HK market pauses but placements keep coming

While the Hong Kong stockmarket took a breather yesterday and closed marginally lower, companies and existing shareholders continued to take advantage of what is generally regarded as an improvement in sentiment for equities with three more deals launched.

The largest was a combined sale of new and existing shares in Franshion Properties (China), which came a couple of weeks after the company beat a number of larger players to win the auction of a coveted commercial property site in Beijing for Rmb4.06 billion ($595 million). According to media reports, the site is referred to by industry insiders as "the only prime land left in Beijing's central business district" and it is therefore not too surprising that it attracted a record price for a Beijing land sale -- even if China's property market is still feeling the effects from last year's credit crunch that led to a slump in prices.

Franshion offered 768.9 million shares in a range between HK$2.52 and HK$2.63, which represented a discount of 4% to 8% versus yesterday's closing price. It was priced at the bottom for the maximum discount and a total deal size of HK$1.94 billion ($250 million). Sixty percent of the total deal was new shares sold by the company, while the rest comprised existing shares that were sold by controlling shareholder Sinochem, which held about 70% before this transaction.

Franshion didn't exercise the upsize option which could have increased the deal by another $50 million, suggesting that the level of demand may not have been sufficient. One source said the deal attracted quite a good following with close to 50 names in the order book, although a large part of the allocation went to a smaller group of names -- many of which were existing shareholders. The deal was arranged by Citi and Deutsche Bank.

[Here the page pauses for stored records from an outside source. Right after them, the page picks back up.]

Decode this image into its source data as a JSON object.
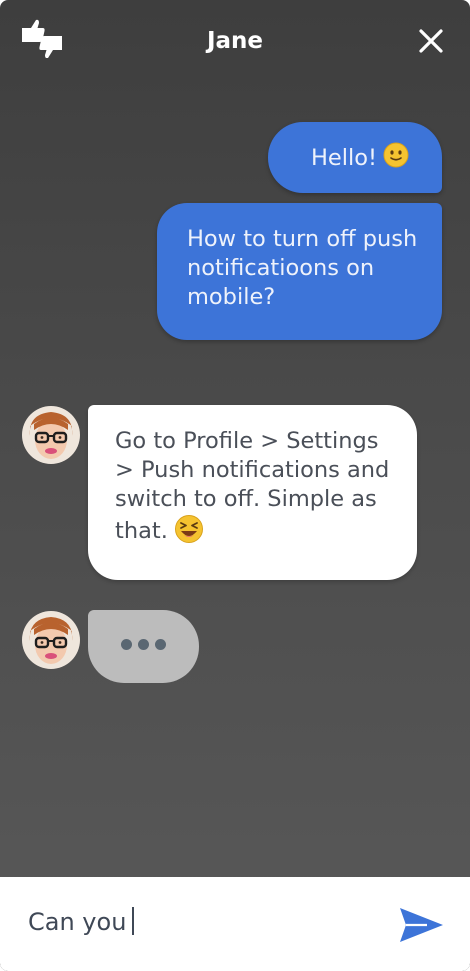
{
  "header": {
    "title": "Jane",
    "feedback_icon": "thumbs-up-down-icon",
    "close_icon": "close-icon"
  },
  "messages": [
    {
      "direction": "outgoing",
      "text": "Hello!",
      "emoji_icon": "slightly-smiling-face-icon"
    },
    {
      "direction": "outgoing",
      "text": "How to turn off push notificatioons on mobile?"
    },
    {
      "direction": "incoming",
      "text": "Go to Profile > Settings > Push notifications and switch to off. Simple as that.",
      "emoji_icon": "laughing-face-icon",
      "avatar_icon": "jane-avatar"
    }
  ],
  "typing_indicator": {
    "avatar_icon": "jane-avatar",
    "icon": "typing-dots-icon"
  },
  "composer": {
    "value": "Can you",
    "send_icon": "send-icon"
  },
  "colors": {
    "outgoing_bubble": "#3d74d8",
    "incoming_bubble": "#ffffff",
    "typing_bubble": "#bcbcbc",
    "send_icon": "#3d74d8"
  }
}
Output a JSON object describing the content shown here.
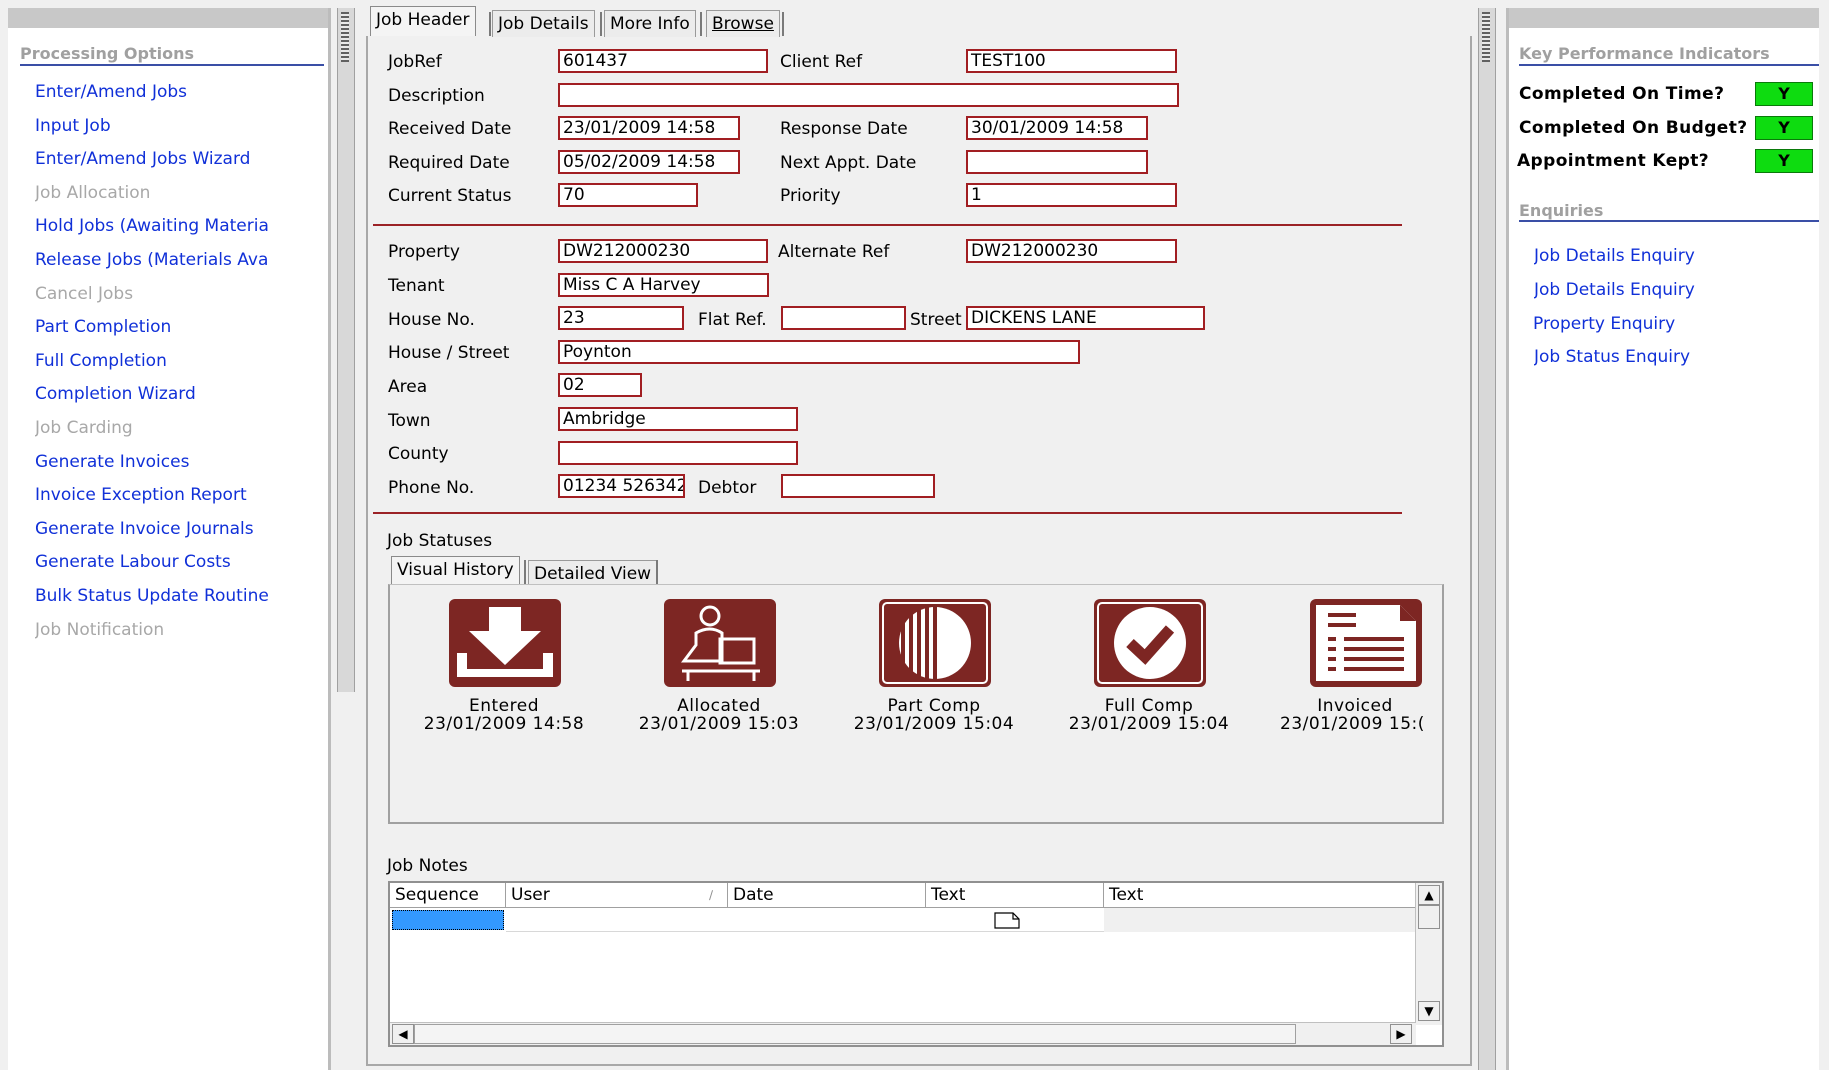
{
  "processing_options": {
    "title": "Processing Options",
    "items": [
      {
        "label": "Enter/Amend Jobs",
        "enabled": true
      },
      {
        "label": "Input Job",
        "enabled": true
      },
      {
        "label": "Enter/Amend Jobs Wizard",
        "enabled": true
      },
      {
        "label": "Job Allocation",
        "enabled": false
      },
      {
        "label": "Hold Jobs (Awaiting Materia",
        "enabled": true
      },
      {
        "label": "Release Jobs (Materials Ava",
        "enabled": true
      },
      {
        "label": "Cancel Jobs",
        "enabled": false
      },
      {
        "label": "Part Completion",
        "enabled": true
      },
      {
        "label": "Full Completion",
        "enabled": true
      },
      {
        "label": "Completion Wizard",
        "enabled": true
      },
      {
        "label": "Job Carding",
        "enabled": false
      },
      {
        "label": "Generate Invoices",
        "enabled": true
      },
      {
        "label": "Invoice Exception Report",
        "enabled": true
      },
      {
        "label": "Generate Invoice Journals",
        "enabled": true
      },
      {
        "label": "Generate Labour Costs",
        "enabled": true
      },
      {
        "label": "Bulk Status Update Routine",
        "enabled": true
      },
      {
        "label": "Job Notification",
        "enabled": false
      }
    ]
  },
  "tabs": [
    "Job Header",
    "Job Details",
    "More Info",
    "Browse"
  ],
  "job_header": {
    "jobref_label": "JobRef",
    "jobref": "601437",
    "client_ref_label": "Client Ref",
    "client_ref": "TEST100",
    "description_label": "Description",
    "description": "",
    "received_label": "Received Date",
    "received": "23/01/2009 14:58",
    "response_label": "Response Date",
    "response": "30/01/2009 14:58",
    "required_label": "Required Date",
    "required": "05/02/2009 14:58",
    "next_appt_label": "Next Appt. Date",
    "next_appt": "",
    "status_label": "Current Status",
    "status": "70",
    "priority_label": "Priority",
    "priority": "1"
  },
  "property": {
    "property_label": "Property",
    "property": "DW212000230",
    "alt_ref_label": "Alternate Ref",
    "alt_ref": "DW212000230",
    "tenant_label": "Tenant",
    "tenant": "Miss C A Harvey",
    "house_no_label": "House No.",
    "house_no": "23",
    "flat_ref_label": "Flat Ref.",
    "flat_ref": "",
    "street_label": "Street",
    "street": "DICKENS LANE",
    "house_street_label": "House / Street",
    "house_street": "Poynton",
    "area_label": "Area",
    "area": "02",
    "town_label": "Town",
    "town": "Ambridge",
    "county_label": "County",
    "county": "",
    "phone_label": "Phone No.",
    "phone": "01234 526342",
    "debtor_label": "Debtor",
    "debtor": ""
  },
  "job_statuses": {
    "title": "Job Statuses",
    "subtabs": [
      "Visual History",
      "Detailed View"
    ],
    "items": [
      {
        "name": "Entered",
        "date": "23/01/2009 14:58",
        "icon": "inbox-download-icon"
      },
      {
        "name": "Allocated",
        "date": "23/01/2009 15:03",
        "icon": "person-at-desk-icon"
      },
      {
        "name": "Part Comp",
        "date": "23/01/2009 15:04",
        "icon": "half-circle-icon"
      },
      {
        "name": "Full Comp",
        "date": "23/01/2009 15:04",
        "icon": "check-circle-icon"
      },
      {
        "name": "Invoiced",
        "date": "23/01/2009 15:(",
        "icon": "invoice-document-icon"
      }
    ]
  },
  "job_notes": {
    "title": "Job Notes",
    "columns": [
      "Sequence",
      "User",
      "Date",
      "Text",
      "Text"
    ]
  },
  "kpi": {
    "title": "Key Performance Indicators",
    "items": [
      {
        "label": "Completed On Time?",
        "value": "Y"
      },
      {
        "label": "Completed On Budget?",
        "value": "Y"
      },
      {
        "label": "Appointment Kept?",
        "value": "Y"
      }
    ],
    "indicator_color": "#0edc10"
  },
  "enquiries": {
    "title": "Enquiries",
    "items": [
      "Job Details Enquiry",
      "Job Details Enquiry",
      "Property Enquiry",
      "Job Status Enquiry"
    ]
  },
  "colors": {
    "link": "#1030d8",
    "field_border": "#a11e22",
    "icon_fill": "#7d2623"
  }
}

Also in the market yesterday were a smaller sell-down of about $110 million in sportswear retailer China Dongxiang through Deutsche Bank and J.P. Morgan, and a HK$654.2 million ($84 million) placement of new and existing shares in Wasion Group Holdings through Macquarie.

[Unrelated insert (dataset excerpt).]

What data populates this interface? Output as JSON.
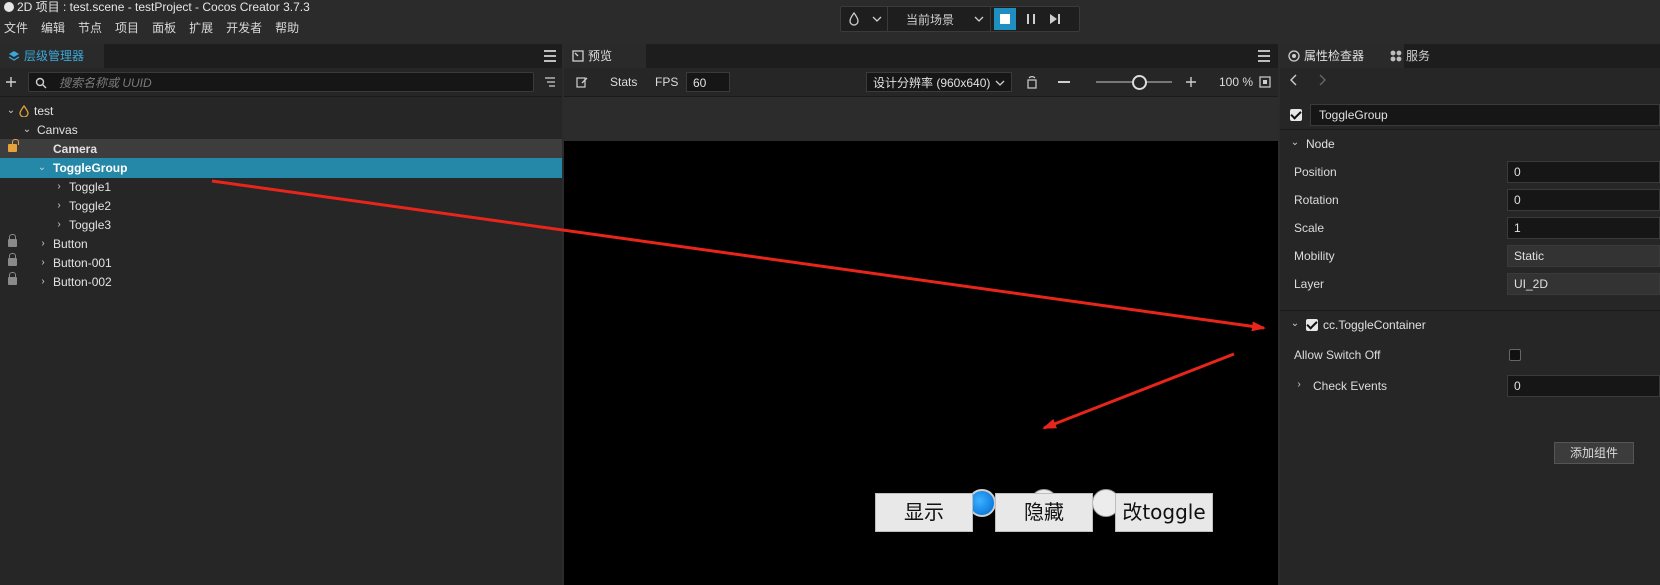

According to a source, three companies controlled by Dongxiang's CEO, chairman and the chairman's wife were attempting to sell 170 million worth of shares in the company, which owns the Kappa brand in China. The shares, equal to about 3% of the company, were offered in a range between HK$4.99 and HK$5.02, which translates into a 5.5% to 6% discount versus yesterday's closing price of HK$5.31.

Sources say the deal appeared to have attracted a lot of demand and early this morning one person close to the deal said it had priced at the top end of the range at HK$5.02, resulting in a total deal size of HK$853.4 million ($110 million).

The selldown comes after Dongxiang's share price has gained more than 160% this year.

Wasion Group, which makes electronic power meters, offered 80 million shares of which 62 million were new and the rest existing shares that were sold on behalf of employees who had received them through stock options. The deal also had an upsize option of approximately 13.5 million existing shares (owned by the company and originally bought for a share award plan that has since been terminated), which was exercised in full. This resulted in a total deal size of 93.5 million shares, or 11% of the company.

The shares were marketed in a range between HK$6.50 and HK$7.10, which was equal to a discount of 7.2% to 15% versus the close of HK$7.65 yesterday morning. They were suspended from afternoon trading to complete the sale. The final price was set 10 HK cents off the top at HK$7, which gave a discount of 8.5% and a total deal size of HK$654.5 million (84 million).

One source said demand was strong enough to fix the price at the top, and the fact that it wasn't, was "a token from the management" and an acknowledgement of the rally in the share price, which is up 10-fold since October last year. The stock has gained on the back of steady business growth, stable net profit margins and a joint venture with the State Power Grid to develop smart power grids from 2011.

The company said it will spend about HK$80 million on the acquisition of new production facilities to expand production capacity for various cooperation projects with the state grid. Another HK$200 million will be used for research and development and potential M&As related to its new smart meter technology, while HK$70 million will go towards the development of an electronic meter project and HK$50 million. The rest will be used as general working capital.